Şara, silahların bırakılması konusunda varılan muahede ilgili soru üzerine, “Özgürleştirme teşebbüsüne başlamadan evvel aslında bu kümelerle uyum halindeydik. Başarılı olmamız durumunda artık bir ordunun olması ve bir Savunma Bakanlığının olması konusunda hemfikirlerdir.

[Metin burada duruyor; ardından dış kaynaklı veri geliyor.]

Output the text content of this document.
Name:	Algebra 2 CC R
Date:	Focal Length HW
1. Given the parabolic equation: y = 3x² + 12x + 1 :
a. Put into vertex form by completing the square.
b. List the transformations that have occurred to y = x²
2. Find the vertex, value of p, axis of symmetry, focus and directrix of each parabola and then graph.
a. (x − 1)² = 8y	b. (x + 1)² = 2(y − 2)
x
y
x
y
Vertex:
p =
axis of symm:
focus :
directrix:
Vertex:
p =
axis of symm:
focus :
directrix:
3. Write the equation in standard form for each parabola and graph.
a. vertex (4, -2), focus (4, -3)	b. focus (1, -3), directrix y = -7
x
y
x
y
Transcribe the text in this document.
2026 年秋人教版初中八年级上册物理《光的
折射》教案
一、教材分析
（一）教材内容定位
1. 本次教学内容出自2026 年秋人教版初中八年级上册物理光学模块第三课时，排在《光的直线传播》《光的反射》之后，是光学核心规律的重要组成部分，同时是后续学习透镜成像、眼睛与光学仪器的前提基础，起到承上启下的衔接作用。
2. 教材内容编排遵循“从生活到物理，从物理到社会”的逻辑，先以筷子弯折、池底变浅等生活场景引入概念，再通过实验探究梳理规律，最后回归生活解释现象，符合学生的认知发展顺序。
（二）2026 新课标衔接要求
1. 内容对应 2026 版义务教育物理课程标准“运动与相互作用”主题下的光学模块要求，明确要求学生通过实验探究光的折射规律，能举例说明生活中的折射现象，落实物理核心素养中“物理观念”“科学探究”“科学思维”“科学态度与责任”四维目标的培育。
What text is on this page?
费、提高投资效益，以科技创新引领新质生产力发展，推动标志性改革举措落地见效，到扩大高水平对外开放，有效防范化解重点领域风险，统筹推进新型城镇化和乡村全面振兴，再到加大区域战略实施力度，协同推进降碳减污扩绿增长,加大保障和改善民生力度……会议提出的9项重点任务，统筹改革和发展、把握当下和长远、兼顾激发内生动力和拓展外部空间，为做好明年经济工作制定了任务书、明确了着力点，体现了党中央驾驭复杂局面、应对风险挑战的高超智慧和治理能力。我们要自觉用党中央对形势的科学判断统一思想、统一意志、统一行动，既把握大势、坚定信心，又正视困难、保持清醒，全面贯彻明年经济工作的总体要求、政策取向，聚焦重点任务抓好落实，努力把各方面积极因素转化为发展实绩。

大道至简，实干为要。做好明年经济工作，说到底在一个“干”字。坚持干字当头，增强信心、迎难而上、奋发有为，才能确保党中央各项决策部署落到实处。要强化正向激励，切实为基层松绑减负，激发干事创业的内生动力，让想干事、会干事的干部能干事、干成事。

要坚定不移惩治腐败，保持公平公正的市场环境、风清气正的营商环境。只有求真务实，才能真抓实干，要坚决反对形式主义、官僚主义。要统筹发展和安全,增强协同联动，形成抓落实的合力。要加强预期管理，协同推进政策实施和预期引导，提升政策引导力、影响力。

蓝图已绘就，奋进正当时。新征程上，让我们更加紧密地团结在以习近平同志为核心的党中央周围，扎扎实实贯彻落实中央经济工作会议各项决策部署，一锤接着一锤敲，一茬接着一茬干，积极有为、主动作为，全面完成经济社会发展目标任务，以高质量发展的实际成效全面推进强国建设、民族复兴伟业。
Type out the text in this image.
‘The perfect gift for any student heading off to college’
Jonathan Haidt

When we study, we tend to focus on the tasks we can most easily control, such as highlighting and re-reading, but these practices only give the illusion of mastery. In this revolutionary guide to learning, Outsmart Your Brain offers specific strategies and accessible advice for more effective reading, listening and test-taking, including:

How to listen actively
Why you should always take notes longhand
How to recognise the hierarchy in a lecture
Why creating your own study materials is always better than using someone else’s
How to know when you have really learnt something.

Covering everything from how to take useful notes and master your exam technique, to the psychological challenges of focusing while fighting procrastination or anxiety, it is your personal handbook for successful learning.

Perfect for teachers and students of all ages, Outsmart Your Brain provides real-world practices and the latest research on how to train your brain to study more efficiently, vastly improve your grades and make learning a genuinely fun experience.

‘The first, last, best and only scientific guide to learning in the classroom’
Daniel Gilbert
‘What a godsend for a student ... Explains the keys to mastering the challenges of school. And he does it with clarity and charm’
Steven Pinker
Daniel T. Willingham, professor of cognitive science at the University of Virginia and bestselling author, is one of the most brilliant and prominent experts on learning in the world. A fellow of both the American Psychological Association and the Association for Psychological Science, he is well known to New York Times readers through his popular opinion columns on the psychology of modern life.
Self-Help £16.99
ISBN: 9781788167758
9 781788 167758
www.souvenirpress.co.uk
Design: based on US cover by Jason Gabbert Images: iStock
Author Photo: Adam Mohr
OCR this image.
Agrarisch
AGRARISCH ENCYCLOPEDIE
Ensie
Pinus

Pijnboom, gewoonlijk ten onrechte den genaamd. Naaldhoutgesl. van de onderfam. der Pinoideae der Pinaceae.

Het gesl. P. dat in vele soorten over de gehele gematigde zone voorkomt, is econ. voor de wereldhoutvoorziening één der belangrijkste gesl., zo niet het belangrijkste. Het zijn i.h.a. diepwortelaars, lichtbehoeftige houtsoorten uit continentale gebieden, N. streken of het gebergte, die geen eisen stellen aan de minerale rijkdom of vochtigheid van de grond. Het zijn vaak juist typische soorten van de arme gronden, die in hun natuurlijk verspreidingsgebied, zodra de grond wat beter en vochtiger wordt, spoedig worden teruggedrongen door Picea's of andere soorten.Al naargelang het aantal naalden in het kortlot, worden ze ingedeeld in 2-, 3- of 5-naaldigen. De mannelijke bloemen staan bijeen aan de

Önümüzdeki günler içerisinde Savunma Bakanlığımızın duyurusu olacak ve içerisinde askeri kanattan bakanlık çalışanı olacak. Suriye Ordusu’nun genel çerçevesi belirlenmiş olacak. Bu kümeler kendilerini feshedecekler. Bizler hiçbir halde hiçbir kümede gerekse denetim altında olan bölgeler olsun gerekse PKK/YPG’nin olduğu bölgelerde olsun hiçbir kümenin elinde silah bulundurmasını kabul etmemiz mümkün değildir. Bizim önceliklerimizden bir tanesi budur. Ülkedeki tüm silah denetimini elimize almak istiyoruz bu bahiste kümelerin birçok bizimle hemfikir ve inşallah istediğimiz sonuca ulaşacağız” sözünü kullandı.
“Yeni devirde sayın Trump’ın bu soruna daha farklı yaklaşacağına inanıyorum”
Yeni ABD Başkanı Donald Trump döneminde YPG/PKK probleminin çözüleceğine inanıp inanmadığı sorulan Fidan, “Birinci periyodunda Trump ile çalıştık. Trump’ın çok büyük birkaç özelliği var. Bunlardan birisi net olması ve yalnızca Amerika’nın çıkarlarını temel alması. Ancak Amerikan sistemi maalesef yalnızca Amerika’nın çıkarını değil, ismini vermek istemediğim öbür ülkelerin de çıkarlarını gözeten beşerlerle dolu. Burada Amerika’nın çıkarları açısından bakıldığı vakit, bir matematik hesabı yapıldığı vakit, Türkiye mi değerli, PKK üzere bir terör örgütü mü değerli, Trump buradaki matematiği çabucak görüyor. Yeni periyotta Trump’ın daha kararlı, daha güçlü ve yalnızca Amerika’nın çıkarlarını öne alan bir iradeyle bu meseleye daha farklı yaklaşacağına inanıyorum” diye konuştu.
“Biz şu an azınlıkları koruyoruz, onlara ziyan gelmemesine çaba gösteriyoruz”
Şara, Suriye’de yaşayan ve huzursuz olan azınlıklarla ilgili değerlendirmesinin sorulması üzerine ise, “Devrim hiçbir vakit azınlıklara karşı yapılmadı. Münasebetiyle bir kaygının olması gerekmiyor. Aslında rejim 50 yıl boyunca azınlıkları korkutarak bir ayırım yaptı. Toplum içerisinde bir parçalanmaya sebep oldu. Biz şu an azınlıkları koruyoruz. Hiçbir formda onlara bir ziyan gelmemesine çaba gösteriyoruz. Bilhassa birtakım mezhepsel telaffuzların çıkmaması, provokasyonların olmamasına dikkat ediyoruz” dedi.